Part of the Market crowd starts to march to the King County Jail, where protest leaders read their list of demands over a bullhorn: the immediate release and dropping of charges against jailed protesters, a public apology and shutting down the WTO.

3 p.m.

City officials ease enforcement of the restriction on protests and free movement in the blocks around the convention center. A demonstration in front of the Paramount Theatre ends peacefully later in the evening.

7 p.m.

Hundreds of protesters continue to block the King County Jail before John Sellers, director of the Berkeley-based Ruckus Society, and King County sheriff's Capt. Ron Griffin, work out an exit strategy. Sellers and his group propose to Griffin that defense attorney Katya Komisaruk and protest leader Devon Haynes be allowed into the jail where protesters can see them, and organizers would then urge people to leave peacefully. After a quick check with others, Griffin says it's a deal.
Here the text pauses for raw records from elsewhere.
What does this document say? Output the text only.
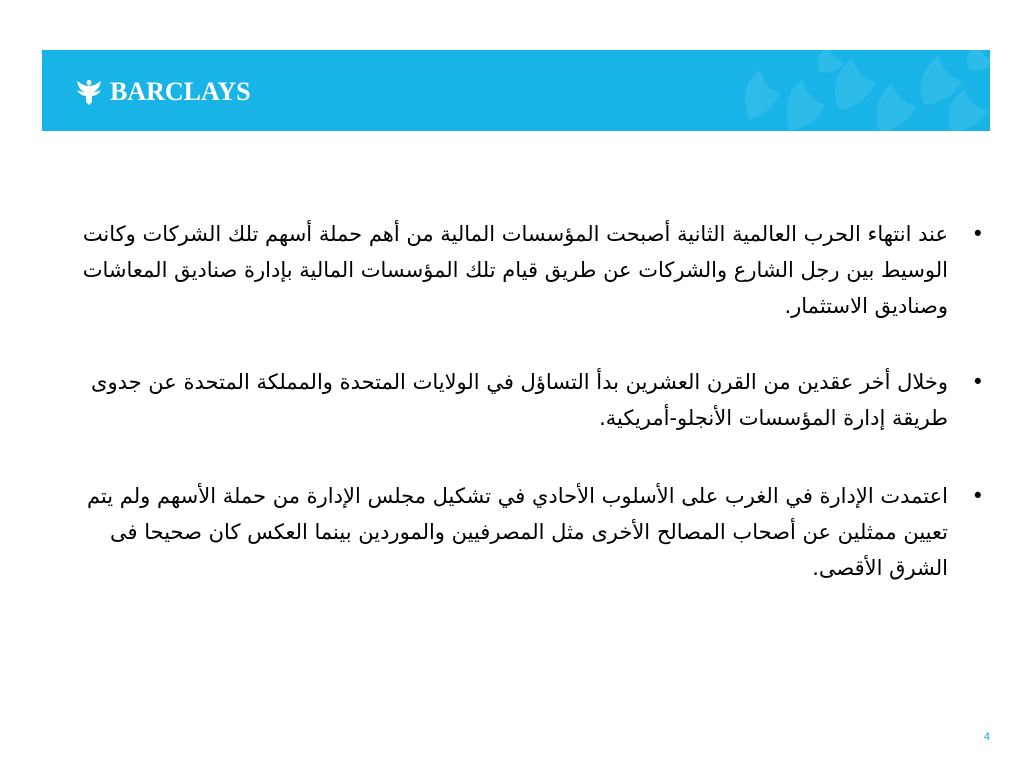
BARCLAYS
•
عند انتهاء الحرب العالمية الثانية أصبحت المؤسسات المالية من أهم حملة أسهم تلك الشركات وكانت الوسيط بين رجل الشارع والشركات عن طريق قيام تلك المؤسسات المالية بإدارة صناديق المعاشات وصناديق الاستثمار.
•
وخلال أخر عقدين من القرن العشرين بدأ التساؤل في الولايات المتحدة والمملكة المتحدة عن جدوى طريقة إدارة المؤسسات الأنجلو-أمريكية.
•
اعتمدت الإدارة في الغرب على الأسلوب الأحادي في تشكيل مجلس الإدارة من حملة الأسهم ولم يتم تعيين ممثلين عن أصحاب المصالح الأخرى مثل المصرفيين والموردين بينما العكس كان صحيحا فى الشرق الأقصى.
4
It works. Haynes and Komisaruk appear in the jail and return to urge the crowd to leave. They do.

"You know what?" Griffin says. "They even picked up their trash when they left."

FRIDAY, DEC. 3, 1999

8 a.m.

Retailers begin pulling protective plywood off windows and reopening their stores. Business leaders join others in their criticism that the city was unprepared for the WTO and the accompanying demonstrations. Much of the criticism is aimed at Schell. Susie Plummer, general manager of Westlake Center, says: "I'm sensitive about speaking out against the mayor. But I work for a large company. If somebody in my company had made a decision with the poor planning that has occurred here, I believe that individual would be fired."

Sen. Slade Gorton, R-Wash, praises police but criticizes Seattle city officials for poor planning. He says the scenes of battling protesters and police will hurt the city's chances of attracting national conventions that could be controversial.

3 p.m.

Hundreds of demonstrators gather at the King County Jail and the Westin Hotel, demanding better treatment of jailed protesters and negotiations for their release. Jail officials deny any mistreatment of those held. There is no vandalism, no violence. The crowd is well-organized, with leaders relaying instructions to the crowd and negotiating with police, reassuring them the protests would remain peaceful.

10 p.m.

The World Trade Organization announces it is unable to overcome differences among its 135-member nations and will leave Seattle without a declaration to start a new round of global trade talks.

Mike Dolan, a leader of the protests, says the demonstrations were successful in stopping the WTO for now. Another meeting like the one in Seattle will be called in about six weeks. But no "Seattle Round" of trade talks will start. "We still have 400 people in jail. And when we got word to them about this, you could have heard the cheer all the way to the county line."

SATURDAY, DEC. 4, 1999

9 a.m.

As WTO delegates and demonstrators start leaving Seattle, thousands of shoppers head downtown where they find free parking, stores open and Schell offering personal apologies. Posing for cameras at the Westlake Plaza to restart the carousel, Schell called for a "time of healing."

The Seattle chapter of the American Civil Liberties Union and a coalition of local minority civil-rights groups call for an independent investigation on the way Seattle police and city officials handled protest activities.

Hundreds of protesters refuse to be arraigned in Seattle Municipal Court or to leave jail even after their charges are dismissed or they are offered release on their own personal recognizance. A woman who called from the jail and identified herself only as Beka, says: "They're going to have trouble processing us. We're gumming up the system, and they're going to want to just get rid of us."